Nutcrackers expanding their ranks
Thursday, December 20, 2012
NEW CANAAN, Conn. — The gang's all here: the football fan, the chef, the teacher and the skier. And there's the Nutcracker prince from E.T.A. Hoffmann's classic Christmas story, who inspired them all.
The quaint Whitney Shop here is just one of many home goods stores filled with this granddaddy and all his offspring that people are collecting and turning into family traditions of their own.
Some become an annual gift — Whitney Shop owner Karen Stinchfield and her grown children make sure there is a new version of the Nutcracker under the tree each year for her husband to enjoy — while other people come in to the store between Thanksgiving and New Year's to see which new characters have joined the pack. They start calling before Halloween to find out when the display is going up.
The wooden dolls, many of which will really crack your walnuts and macadamias, are increasingly popular in holiday decor, although they are hardly new.
The classic Nutcracker soldier, with sword in hand and a prominent moustache, comes from Hoffmann's early 19th-century tale "The Nutcracker and the Mouse King." Soon there were kings and policemen as carvers sought to embrace normally stern authority figures, according to Wade Bassett, director of operations for Yankee Candle's flagship store.
Legend has it those tough guy exteriors were intended to ward off evil, while deep down, as in Hoffmann's story, the Nutcracker is most interested in his owner's happiness.

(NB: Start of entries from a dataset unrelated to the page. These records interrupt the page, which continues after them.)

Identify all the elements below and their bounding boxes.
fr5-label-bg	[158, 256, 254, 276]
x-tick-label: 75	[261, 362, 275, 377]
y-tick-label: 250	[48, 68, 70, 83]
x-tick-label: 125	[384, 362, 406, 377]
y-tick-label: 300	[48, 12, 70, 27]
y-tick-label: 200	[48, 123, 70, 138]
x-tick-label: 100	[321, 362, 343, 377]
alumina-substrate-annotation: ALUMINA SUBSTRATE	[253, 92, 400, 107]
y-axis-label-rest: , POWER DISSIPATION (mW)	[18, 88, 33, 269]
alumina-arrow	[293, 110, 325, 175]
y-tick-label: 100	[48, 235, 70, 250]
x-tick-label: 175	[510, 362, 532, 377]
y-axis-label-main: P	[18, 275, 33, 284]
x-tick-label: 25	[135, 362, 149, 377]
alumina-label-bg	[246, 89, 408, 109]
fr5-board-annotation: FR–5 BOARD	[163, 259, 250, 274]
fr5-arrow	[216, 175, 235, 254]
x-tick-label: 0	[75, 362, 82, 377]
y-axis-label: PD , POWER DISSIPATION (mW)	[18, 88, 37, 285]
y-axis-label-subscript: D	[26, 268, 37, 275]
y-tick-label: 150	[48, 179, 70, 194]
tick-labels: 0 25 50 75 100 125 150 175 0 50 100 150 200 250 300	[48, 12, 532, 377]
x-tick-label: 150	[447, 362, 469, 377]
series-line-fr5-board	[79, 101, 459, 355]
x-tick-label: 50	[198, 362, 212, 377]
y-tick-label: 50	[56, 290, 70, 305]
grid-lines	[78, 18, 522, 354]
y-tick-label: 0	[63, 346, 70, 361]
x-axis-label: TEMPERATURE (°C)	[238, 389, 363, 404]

In 1892, at the request of the Moscow Imperial Theatres, Peter Illyich Tchaikovsky set the story to music and Marius Petipa choreographed the dances to create one of the world's most famous and beloved ballets, "The Nutcracker."
But beyond the ballet, decorative nutcracker characters, often with high-top hats and square jawlines, have become a sign of the season. And there's a little more room to have fun with them than with, say, Santa Claus, who is always expected to have on his red suit and rosy cheeks, says Rebecca Proctor, creative director of upscale home-goods retailer Mackenzie-Childs.
Some decorative nutcrackers are gifts, but Proctor suspects just as many go right into personal collections. "Some people have dozens of their own. They love them to death for a few weeks and then tuck them away," Proctor says. "It's the best of both worlds."
The Stinchfield family collection, however, stays up year-round. "They just make you smile," Stinchfield says.